Hors-série « L'amitié »

Francis Wolff : faut-il tout se dire entre amis ?

Francis Wolff, propos recueillis par Sven Ortoli publié le 07 septembre 2022 11 min

Au nom de l’amitié, doit-on faire preuve d’une franchise totale ? Ou bien d’une empathie bienveillante ? Nos amis doivent-ils faire l’objet de notre dévouement aveugle, au détriment de toute idée de justice ? Le philosophe Francis Wolff revient sur les liens complexes qui unissent amitié et vérité.

 

Est-ce que l’amitié s’accompagne d’un devoir de vérité ?

Francis Wolff – Il y a deux façons de considérer cette question. Lorsqu’Aristote déclare : « l’amitié m’est chère mais la vérité m’est encore plus chère », il vise Platon dont il a été le disciple puis l’ami pendant dix-neuf ans avant de s’en séparer pour créer sa propre école philosophique qui est très critique de l’enseignement de l’Académie. Pour Aristote, la vérité philosophique est plus importante que l’amitié. Mais je pense que la question qui vous intéresse concerne le type de vérité que nous devons à l’ami. Or cela nous met souvent face à un conflit de devoirs parce que l’amitié se définit à la fois par la bienveillance mutuelle et par la confiance réciproque. D’un côté, on a le souci du bien de son ami et on ne doit pas le blesser – or, certaines vérités peuvent être désagréables. D’un autre côté, on a le souci de la véracité et on ne doit pas le tromper. Doit-on ou non lui dire telle vérité qui, comme on dit, n’est pas bonne à dire ? La dire, c’est contrevenir à un des principes de l’amitié, la bienveillance.
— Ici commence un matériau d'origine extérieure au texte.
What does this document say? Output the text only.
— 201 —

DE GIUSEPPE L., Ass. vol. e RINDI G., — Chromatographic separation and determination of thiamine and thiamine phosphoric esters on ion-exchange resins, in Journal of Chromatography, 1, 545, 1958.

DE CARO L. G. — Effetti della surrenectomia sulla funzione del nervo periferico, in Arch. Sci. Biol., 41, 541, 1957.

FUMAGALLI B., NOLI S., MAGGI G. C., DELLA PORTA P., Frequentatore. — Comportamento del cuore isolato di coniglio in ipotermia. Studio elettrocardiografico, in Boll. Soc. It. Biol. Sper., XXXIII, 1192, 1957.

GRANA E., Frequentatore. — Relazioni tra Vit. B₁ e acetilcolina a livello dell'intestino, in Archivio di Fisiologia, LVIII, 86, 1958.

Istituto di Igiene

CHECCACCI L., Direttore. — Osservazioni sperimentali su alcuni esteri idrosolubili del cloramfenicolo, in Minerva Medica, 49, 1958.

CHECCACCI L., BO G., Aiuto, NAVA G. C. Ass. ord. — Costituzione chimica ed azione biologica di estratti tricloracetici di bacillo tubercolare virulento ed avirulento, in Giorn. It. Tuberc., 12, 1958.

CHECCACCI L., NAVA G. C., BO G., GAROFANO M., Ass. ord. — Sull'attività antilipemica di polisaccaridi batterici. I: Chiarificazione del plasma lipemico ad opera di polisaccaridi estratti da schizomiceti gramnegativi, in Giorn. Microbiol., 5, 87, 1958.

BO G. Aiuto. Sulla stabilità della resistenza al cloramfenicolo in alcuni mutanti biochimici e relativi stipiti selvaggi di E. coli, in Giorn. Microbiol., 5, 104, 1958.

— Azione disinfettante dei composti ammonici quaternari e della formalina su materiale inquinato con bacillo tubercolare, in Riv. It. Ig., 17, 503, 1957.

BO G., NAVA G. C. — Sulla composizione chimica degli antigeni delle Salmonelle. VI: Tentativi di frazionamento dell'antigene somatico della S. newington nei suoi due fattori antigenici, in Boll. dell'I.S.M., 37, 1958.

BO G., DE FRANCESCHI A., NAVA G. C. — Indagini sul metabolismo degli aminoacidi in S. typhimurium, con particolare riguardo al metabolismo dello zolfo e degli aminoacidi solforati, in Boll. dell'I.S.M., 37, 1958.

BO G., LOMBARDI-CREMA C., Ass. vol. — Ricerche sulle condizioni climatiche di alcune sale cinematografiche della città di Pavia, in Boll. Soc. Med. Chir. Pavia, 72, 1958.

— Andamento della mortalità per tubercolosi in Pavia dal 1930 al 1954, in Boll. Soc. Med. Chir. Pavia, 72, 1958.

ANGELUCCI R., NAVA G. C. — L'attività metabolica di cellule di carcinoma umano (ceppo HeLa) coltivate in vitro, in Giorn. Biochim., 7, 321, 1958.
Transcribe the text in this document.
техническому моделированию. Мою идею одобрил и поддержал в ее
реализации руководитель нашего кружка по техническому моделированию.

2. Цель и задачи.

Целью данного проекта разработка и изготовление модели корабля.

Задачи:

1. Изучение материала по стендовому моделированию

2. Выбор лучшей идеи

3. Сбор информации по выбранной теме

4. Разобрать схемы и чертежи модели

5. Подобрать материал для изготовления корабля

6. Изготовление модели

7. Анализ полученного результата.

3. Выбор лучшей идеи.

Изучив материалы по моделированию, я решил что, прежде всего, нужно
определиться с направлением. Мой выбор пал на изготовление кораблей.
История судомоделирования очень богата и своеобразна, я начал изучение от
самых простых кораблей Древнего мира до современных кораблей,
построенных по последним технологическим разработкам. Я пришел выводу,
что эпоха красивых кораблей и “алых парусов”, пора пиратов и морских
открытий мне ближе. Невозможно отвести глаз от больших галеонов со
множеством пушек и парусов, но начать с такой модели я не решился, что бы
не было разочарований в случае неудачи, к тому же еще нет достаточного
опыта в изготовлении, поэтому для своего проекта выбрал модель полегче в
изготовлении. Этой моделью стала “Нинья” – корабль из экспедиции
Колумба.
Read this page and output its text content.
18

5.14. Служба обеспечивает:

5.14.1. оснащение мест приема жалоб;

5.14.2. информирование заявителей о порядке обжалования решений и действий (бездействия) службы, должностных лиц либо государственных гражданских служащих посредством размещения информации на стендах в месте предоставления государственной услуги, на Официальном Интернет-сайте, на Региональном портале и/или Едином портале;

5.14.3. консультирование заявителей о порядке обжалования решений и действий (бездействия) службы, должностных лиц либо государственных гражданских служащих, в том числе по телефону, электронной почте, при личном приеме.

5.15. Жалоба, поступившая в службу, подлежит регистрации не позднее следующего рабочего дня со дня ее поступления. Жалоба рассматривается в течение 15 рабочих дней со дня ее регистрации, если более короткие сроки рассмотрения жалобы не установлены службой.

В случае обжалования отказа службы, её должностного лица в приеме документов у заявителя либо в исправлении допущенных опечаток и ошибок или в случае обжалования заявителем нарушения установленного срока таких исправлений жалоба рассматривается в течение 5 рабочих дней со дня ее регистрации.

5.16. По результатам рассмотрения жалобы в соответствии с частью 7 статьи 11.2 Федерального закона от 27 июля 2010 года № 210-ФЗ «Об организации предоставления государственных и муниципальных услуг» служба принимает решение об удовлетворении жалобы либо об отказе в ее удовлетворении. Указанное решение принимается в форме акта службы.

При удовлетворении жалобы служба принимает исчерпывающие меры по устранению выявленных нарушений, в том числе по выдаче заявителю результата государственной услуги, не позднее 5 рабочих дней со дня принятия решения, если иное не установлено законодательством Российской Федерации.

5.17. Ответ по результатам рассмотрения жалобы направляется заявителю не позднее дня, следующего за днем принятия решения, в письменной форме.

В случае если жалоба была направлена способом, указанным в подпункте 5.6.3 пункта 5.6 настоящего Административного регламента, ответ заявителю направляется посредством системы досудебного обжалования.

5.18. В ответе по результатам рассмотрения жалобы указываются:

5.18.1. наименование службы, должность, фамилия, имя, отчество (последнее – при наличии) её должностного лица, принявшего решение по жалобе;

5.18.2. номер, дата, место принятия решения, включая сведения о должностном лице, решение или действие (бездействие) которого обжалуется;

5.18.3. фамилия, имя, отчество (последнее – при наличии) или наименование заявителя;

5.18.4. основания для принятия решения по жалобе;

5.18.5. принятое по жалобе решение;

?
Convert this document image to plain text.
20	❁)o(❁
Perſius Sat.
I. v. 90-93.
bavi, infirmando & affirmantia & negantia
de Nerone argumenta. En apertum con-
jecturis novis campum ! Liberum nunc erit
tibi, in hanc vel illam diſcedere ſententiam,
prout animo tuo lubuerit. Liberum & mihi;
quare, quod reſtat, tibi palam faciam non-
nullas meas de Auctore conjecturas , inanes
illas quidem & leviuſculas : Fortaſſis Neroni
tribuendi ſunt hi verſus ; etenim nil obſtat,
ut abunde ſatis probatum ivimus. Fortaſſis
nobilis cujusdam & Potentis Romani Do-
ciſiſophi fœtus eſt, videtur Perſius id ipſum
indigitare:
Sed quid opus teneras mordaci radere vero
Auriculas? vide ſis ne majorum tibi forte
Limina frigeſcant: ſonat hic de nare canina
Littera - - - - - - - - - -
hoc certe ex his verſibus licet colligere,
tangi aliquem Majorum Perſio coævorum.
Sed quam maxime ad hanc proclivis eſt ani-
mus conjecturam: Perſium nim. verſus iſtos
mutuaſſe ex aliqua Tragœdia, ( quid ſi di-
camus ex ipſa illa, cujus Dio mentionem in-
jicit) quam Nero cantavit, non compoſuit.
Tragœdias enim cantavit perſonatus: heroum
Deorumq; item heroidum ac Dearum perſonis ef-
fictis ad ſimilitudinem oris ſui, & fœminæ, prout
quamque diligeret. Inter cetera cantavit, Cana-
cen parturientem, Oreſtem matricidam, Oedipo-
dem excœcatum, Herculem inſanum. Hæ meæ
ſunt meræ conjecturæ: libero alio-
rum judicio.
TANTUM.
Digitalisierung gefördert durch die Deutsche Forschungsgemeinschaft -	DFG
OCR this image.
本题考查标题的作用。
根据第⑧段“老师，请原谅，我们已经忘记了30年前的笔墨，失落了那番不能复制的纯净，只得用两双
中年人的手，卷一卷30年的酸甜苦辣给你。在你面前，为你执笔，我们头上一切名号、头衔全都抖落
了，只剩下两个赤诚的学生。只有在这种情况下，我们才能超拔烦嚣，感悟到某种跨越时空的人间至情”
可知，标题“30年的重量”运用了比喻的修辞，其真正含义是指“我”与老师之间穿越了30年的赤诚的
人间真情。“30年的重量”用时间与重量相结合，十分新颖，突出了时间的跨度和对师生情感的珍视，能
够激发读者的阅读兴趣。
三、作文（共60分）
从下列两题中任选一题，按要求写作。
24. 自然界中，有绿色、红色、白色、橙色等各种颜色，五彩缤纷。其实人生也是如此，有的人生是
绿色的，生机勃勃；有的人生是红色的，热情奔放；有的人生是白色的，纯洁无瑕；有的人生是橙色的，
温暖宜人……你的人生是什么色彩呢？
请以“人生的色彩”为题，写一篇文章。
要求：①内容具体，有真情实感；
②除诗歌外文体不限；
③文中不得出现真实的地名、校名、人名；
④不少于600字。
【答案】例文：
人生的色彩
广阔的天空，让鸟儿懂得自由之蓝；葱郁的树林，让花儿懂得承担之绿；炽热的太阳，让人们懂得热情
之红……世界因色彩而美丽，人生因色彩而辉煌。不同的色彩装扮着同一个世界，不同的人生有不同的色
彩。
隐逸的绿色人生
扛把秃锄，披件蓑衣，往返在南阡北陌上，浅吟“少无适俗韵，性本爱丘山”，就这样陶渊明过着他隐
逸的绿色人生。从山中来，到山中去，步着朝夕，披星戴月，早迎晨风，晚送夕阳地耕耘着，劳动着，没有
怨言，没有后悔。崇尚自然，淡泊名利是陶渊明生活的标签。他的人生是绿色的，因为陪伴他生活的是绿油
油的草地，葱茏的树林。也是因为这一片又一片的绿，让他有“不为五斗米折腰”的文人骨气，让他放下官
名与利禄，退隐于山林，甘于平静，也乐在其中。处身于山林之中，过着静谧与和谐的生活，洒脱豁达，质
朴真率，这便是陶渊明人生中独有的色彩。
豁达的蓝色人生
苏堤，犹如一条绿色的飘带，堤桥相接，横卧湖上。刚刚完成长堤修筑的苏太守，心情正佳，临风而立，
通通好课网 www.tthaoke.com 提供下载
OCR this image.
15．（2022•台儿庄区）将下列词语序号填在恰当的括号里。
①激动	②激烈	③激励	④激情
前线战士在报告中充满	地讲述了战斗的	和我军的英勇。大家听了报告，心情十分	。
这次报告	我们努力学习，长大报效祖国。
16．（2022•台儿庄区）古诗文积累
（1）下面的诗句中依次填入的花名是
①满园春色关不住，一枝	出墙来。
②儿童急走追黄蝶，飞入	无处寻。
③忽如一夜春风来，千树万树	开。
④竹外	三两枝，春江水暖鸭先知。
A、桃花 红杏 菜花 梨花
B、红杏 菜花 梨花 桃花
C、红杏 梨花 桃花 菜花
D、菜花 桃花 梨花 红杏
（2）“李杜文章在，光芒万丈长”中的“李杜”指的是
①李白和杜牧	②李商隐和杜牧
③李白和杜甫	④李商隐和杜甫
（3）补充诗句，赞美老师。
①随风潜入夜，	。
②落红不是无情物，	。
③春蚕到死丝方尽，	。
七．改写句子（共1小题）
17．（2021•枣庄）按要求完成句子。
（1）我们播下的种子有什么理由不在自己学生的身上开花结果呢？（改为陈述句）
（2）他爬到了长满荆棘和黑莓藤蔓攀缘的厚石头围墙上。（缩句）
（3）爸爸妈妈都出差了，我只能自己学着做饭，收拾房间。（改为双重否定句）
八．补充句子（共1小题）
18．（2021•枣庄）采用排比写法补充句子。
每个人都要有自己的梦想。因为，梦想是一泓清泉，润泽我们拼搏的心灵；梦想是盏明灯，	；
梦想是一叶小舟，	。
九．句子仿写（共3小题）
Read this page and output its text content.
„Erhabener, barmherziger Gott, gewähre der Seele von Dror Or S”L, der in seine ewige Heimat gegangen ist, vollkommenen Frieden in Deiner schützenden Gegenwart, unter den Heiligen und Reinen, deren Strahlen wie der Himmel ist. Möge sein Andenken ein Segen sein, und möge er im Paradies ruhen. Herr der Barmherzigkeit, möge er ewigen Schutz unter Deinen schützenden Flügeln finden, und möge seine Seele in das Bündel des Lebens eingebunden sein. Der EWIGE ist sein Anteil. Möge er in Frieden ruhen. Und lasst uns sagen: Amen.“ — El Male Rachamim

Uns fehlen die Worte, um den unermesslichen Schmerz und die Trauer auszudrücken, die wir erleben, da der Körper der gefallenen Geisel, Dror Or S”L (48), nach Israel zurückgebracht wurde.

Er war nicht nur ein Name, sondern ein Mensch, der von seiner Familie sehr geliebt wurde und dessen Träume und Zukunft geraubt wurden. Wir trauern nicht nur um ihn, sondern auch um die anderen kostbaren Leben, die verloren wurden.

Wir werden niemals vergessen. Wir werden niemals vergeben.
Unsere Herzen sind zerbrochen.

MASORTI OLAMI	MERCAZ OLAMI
La dissimuler, c’est contrevenir à un autre principe. Dans un cas comme dans l’autre, je trahis l’amitié. Il n’y a pas de bonne solution générale.

 

Prenons l’exemple classique de l’ami(e) qui sait que le compagnon ou la compagne de l’autre le trompe. Que faire ? Dire ou se taire ?

"Le silence et la dissimulation recèlent finalement plus de risques et de maux que la révélation et la franchise" 
Francis Wolff

Dans cet exemple, qui est un motif de vaudeville autant que de tragédie, le conflit de principes est a priori insoluble. Mais quand les principes s’opposent, il faut raisonner par les conséquences : quelles conséquences sont les moins dommageables ? Cela dépend évidemment des cas et des circonstances. Mais au préalable, il faut s’imposer une règle, qui dérive du principe de bienveillance qui définit l’amitié : chercher à faire du bien à l’autre et non à soi. Se demander quel bien (ou quel mal) je vais lui faire en parlant (ou en me taisant), et non pas quel bien (ou mal) je vais me faire en me taisant (ou en parlant). Car je pourrais éprouver du soulagement à ne rien dire, ou – pourquoi pas ? – un plaisir malsain à me prévaloir d’une information inédite. Il faut donc se demander exclusivement : qu’est-ce qui lui fera à lui (ou à elle) le plus grand bien – ou le moindre mal –, à court terme, et à long terme ? La réponse n’est pas nécessairement la même dans les deux cas, et l’amitié vise toujours le long terme. Ceci étant dit, lorsque je ne sais vraiment pas quoi faire parce que la situation est obscure –  et c’est souvent le cas –, ma boussole, ou disons ma morale provisoire, est la suivante : Mieux vaut dire que ne pas dire. C’est ma règle d’or dans tous les rapports humains, et je l’applique toujours lorsqu’il s’agit de relations déterminantes : amis, amours, parents, etc. Cette règle ne signifie pas qu’il faut toujours tout dire mais que, tout bien réfléchi, le silence et la dissimulation recèlent finalement plus de risques et de maux que la révélation et la franchise. À court terme, le mal de dire semble plus grand (l’aveu est en tout cas plus difficile) mais, à moyen ou long terme, c’est la seule façon de sauver une relation, à condition bien sûr que la vérité soit dite avec douceur, tact, délicatesse et sans autre considération que le bien de l’ami.